What Officials Are Urging

The WMO, NOAA, and national meteorological agencies across the Pacific Rim are coordinating messaging: prepare now. For governments, this means reviewing drought contingency plans, water resource management strategies, and emergency response frameworks for extreme weather events. For farmers, it means adjusting planting schedules and crop choices. For public health agencies, it means preparing for heatwaves, vector-borne disease outbreaks, and food insecurity.

The next NOAA CPC ENSO diagnostic discussion is scheduled for June 11, 2026 — which will either confirm or refine the emerging picture. The June update is historically significant, as spring forecasts have the highest predictive skill of any time of year — the so-called “spring predictability barrier” lifts in June, and the ENSO state for the rest of the year becomes increasingly clear.

The Caveat

El Niño forecasting is probabilistic by nature. An 82% chance means an 18% chance that the event does not materialize as expected. The strength forecasts carry even more uncertainty: predicting whether an El Niño will become “very strong” remains difficult at lead times of several months. The ocean-atmosphere system is chaotic, and mid-2026 is still early enough that the ultimate outcome could diverge from the current forecasts.

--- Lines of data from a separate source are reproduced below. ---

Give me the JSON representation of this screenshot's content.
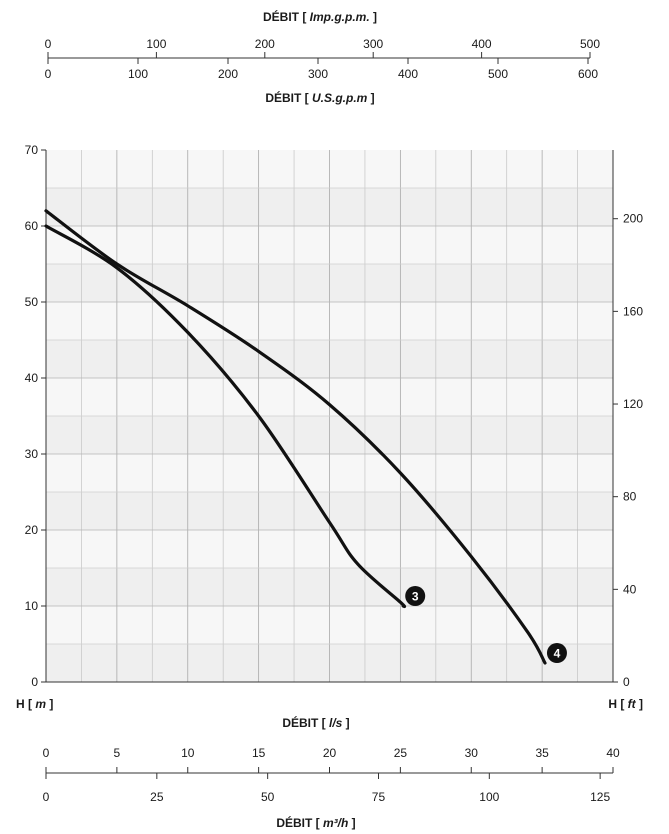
{
  "chart_data": {
    "type": "line",
    "top_axis_1": {
      "title": "DÉBIT",
      "unit": "Imp.g.p.m.",
      "min": 0,
      "max": 500,
      "ticks": [
        0,
        100,
        200,
        300,
        400,
        500
      ]
    },
    "top_axis_2": {
      "title": "DÉBIT",
      "unit": "U.S.g.p.m",
      "min": 0,
      "max": 600,
      "ticks": [
        0,
        100,
        200,
        300,
        400,
        500,
        600
      ]
    },
    "bottom_axis_1": {
      "title": "DÉBIT",
      "unit": "l/s",
      "min": 0,
      "max": 40,
      "ticks": [
        0,
        5,
        10,
        15,
        20,
        25,
        30,
        35,
        40
      ]
    },
    "bottom_axis_2": {
      "title": "DÉBIT",
      "unit": "m³/h",
      "min": 0,
      "max": 125,
      "ticks": [
        0,
        25,
        50,
        75,
        100,
        125
      ]
    },
    "y_left": {
      "label": "H",
      "unit": "m",
      "min": 0,
      "max": 70,
      "ticks": [
        0,
        10,
        20,
        30,
        40,
        50,
        60,
        70
      ]
    },
    "y_right": {
      "label": "H",
      "unit": "ft",
      "min": 0,
      "max": 229.66,
      "ticks": [
        0,
        40,
        80,
        120,
        160,
        200
      ]
    },
    "grid": true,
    "series": [
      {
        "name": "3",
        "x": [
          0,
          5,
          10,
          15,
          20,
          22,
          25,
          25.2
        ],
        "y": [
          60,
          54.5,
          46,
          35,
          21,
          15.5,
          10.5,
          10
        ]
      },
      {
        "name": "4",
        "x": [
          0,
          5,
          10,
          15,
          20,
          25,
          30,
          34.0,
          35.2
        ],
        "y": [
          62,
          55,
          49.5,
          43.5,
          36.5,
          27.5,
          16.5,
          6.5,
          2.5
        ]
      }
    ]
  }
}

But the convergence of signals — CPC, IRI, WMO, multiple climate model ensembles — pointing in the same direction is unusual. When forecasts across independent centers agree this strongly this early, the probability of a significant event rises accordingly. The question is no longer whether an El Niño will develop, but how strong it will be.

Sources: NOAA Climate Prediction Center. ENSO Diagnostic Discussion. May 14, 2026. https://www.cpc.ncep.noaa.gov/products/analysis_monitoring/enso_disc_Jun2026/; World Meteorological Organization. El Niño/La Niña Update. June 2, 2026; IRI/CCSR ENSO Forecast Plume. May 2026. EarthSky, “Prepare for El Niño conditions, urge officials.” June 2, 2026.